- Location: Miami, Florida, USA;
- Theme: Chinese
- Gaming space: 10,000,000 square feet (930,000 m^{2})
- Owner: Genting Group

= Resorts World Miami =

Resorts World Miami is the name of a major 13.9 acre development proposed for the Omni District of Greater Downtown Miami, Florida, USA, by the Malaysian-based Genting Group. At 10000000 sqft and with an estimated cost of US$3.2 billion, it is considered one of the largest developments in the history of the state. The project was postponed several times as gambling measures failed at the state level. As of August, 2022, the property remains cleared, but no development has begun.
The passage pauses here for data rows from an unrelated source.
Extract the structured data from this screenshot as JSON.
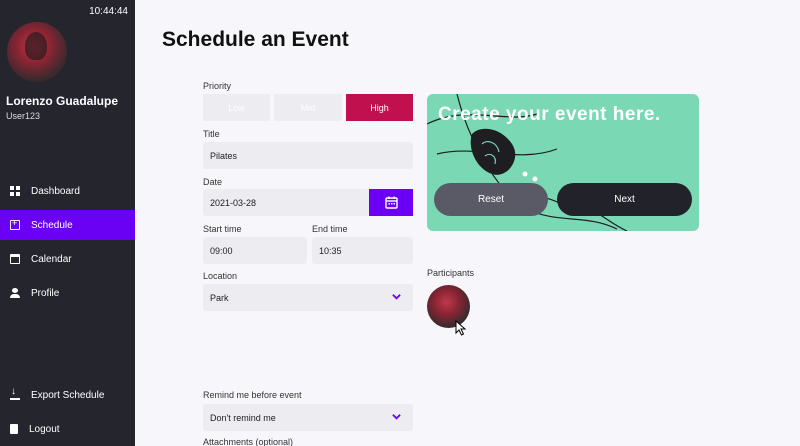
{
  "clock": "10:44:44",
  "user": {
    "name": "Lorenzo Guadalupe",
    "handle": "User123"
  },
  "nav": {
    "dashboard": "Dashboard",
    "schedule": "Schedule",
    "calendar": "Calendar",
    "profile": "Profile",
    "export": "Export Schedule",
    "logout": "Logout"
  },
  "page_title": "Schedule an Event",
  "form": {
    "priority_label": "Priority",
    "priority_options": [
      "Low",
      "Mid",
      "High"
    ],
    "priority_selected": "High",
    "title_label": "Title",
    "title_value": "Pilates",
    "date_label": "Date",
    "date_value": "2021-03-28",
    "start_label": "Start time",
    "start_value": "09:00",
    "end_label": "End time",
    "end_value": "10:35",
    "location_label": "Location",
    "location_value": "Park",
    "remind_label": "Remind me before event",
    "remind_value": "Don't remind me",
    "attachments_label": "Attachments (optional)"
  },
  "banner": {
    "title": "Create your event here.",
    "reset": "Reset",
    "next": "Next"
  },
  "participants_label": "Participants",
  "colors": {
    "accent": "#6a00f4",
    "priority_high": "#c0114e",
    "banner_bg": "#7ad8b4",
    "sidebar_bg": "#25252d"
  }
}
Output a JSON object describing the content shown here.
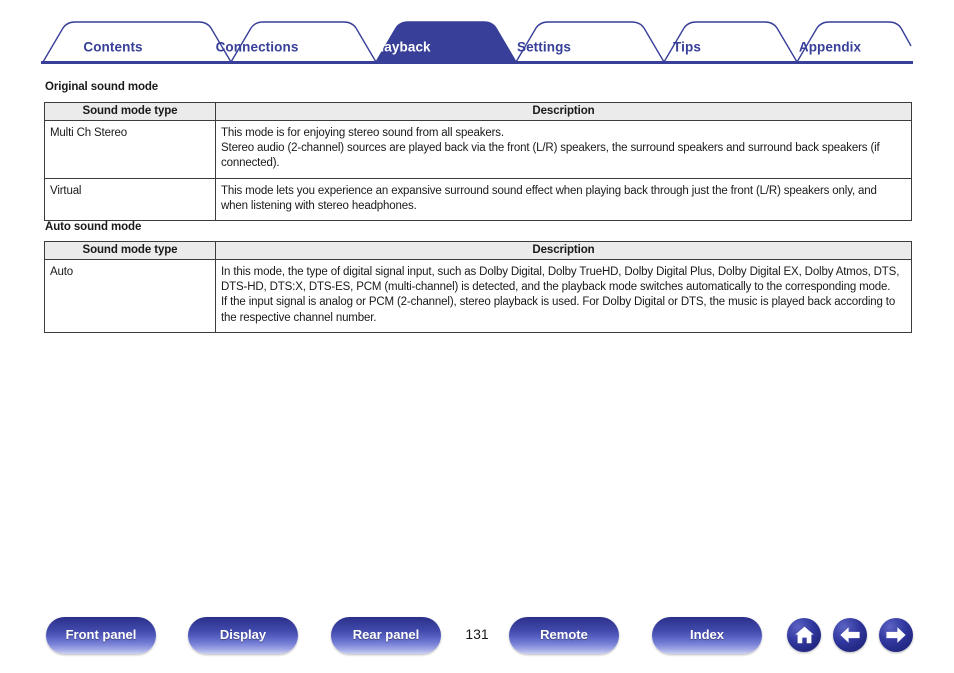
{
  "tabs": [
    {
      "label": "Contents",
      "active": false
    },
    {
      "label": "Connections",
      "active": false
    },
    {
      "label": "Playback",
      "active": true
    },
    {
      "label": "Settings",
      "active": false
    },
    {
      "label": "Tips",
      "active": false
    },
    {
      "label": "Appendix",
      "active": false
    }
  ],
  "sections": [
    {
      "heading": "Original sound mode",
      "columns": [
        "Sound mode type",
        "Description"
      ],
      "rows": [
        {
          "type": "Multi Ch Stereo",
          "description": [
            "This mode is for enjoying stereo sound from all speakers.",
            "Stereo audio (2-channel) sources are played back via the front (L/R) speakers, the surround speakers and surround back speakers (if connected)."
          ]
        },
        {
          "type": "Virtual",
          "description": [
            "This mode lets you experience an expansive surround sound effect when playing back through just the front (L/R) speakers only, and when listening with stereo headphones."
          ]
        }
      ]
    },
    {
      "heading": "Auto sound mode",
      "columns": [
        "Sound mode type",
        "Description"
      ],
      "rows": [
        {
          "type": "Auto",
          "description": [
            "In this mode, the type of digital signal input, such as Dolby Digital, Dolby TrueHD, Dolby Digital Plus, Dolby Digital EX, Dolby Atmos, DTS, DTS-HD, DTS:X, DTS-ES, PCM (multi-channel) is detected, and the playback mode switches automatically to the corresponding mode.",
            "If the input signal is analog or PCM (2-channel), stereo playback is used. For Dolby Digital or DTS, the music is played back according to the respective channel number."
          ]
        }
      ]
    }
  ],
  "bottom_nav": {
    "buttons": [
      {
        "label": "Front panel"
      },
      {
        "label": "Display"
      },
      {
        "label": "Rear panel"
      },
      {
        "label": "Remote"
      },
      {
        "label": "Index"
      }
    ],
    "page_number": "131",
    "icons": [
      {
        "name": "home-icon"
      },
      {
        "name": "arrow-left-icon"
      },
      {
        "name": "arrow-right-icon"
      }
    ]
  },
  "colors": {
    "brand_blue": "#373f99",
    "tab_active_bg": "#373f99",
    "table_header_bg": "#ebebeb",
    "table_border": "#3c3c3c"
  }
}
As a concession for rights to build the large Casino project, Genting has proposed to build the long-sought BayLink system as a monorail linking Miami to Miami Beach, connecting to a new Metromover station within their project.

==Proposed Attractions==
The plan, which includes a large eight story podium and several stylized skyscrapers, is proposed for several lots owned by Genting, including the site of the Miami Herald and El Nuevo Herald headquarters building, which was demolished, and the adjacent Omni International Mall. It is proposed to contain a casino, bars and nightclubs, a luxury galleria consisting of vast amounts of retail, restaurants, entertainment and convention space as well as other unique amenities, including one of the largest swimming pools in the world. Two condominium towers will also have 1000 units each.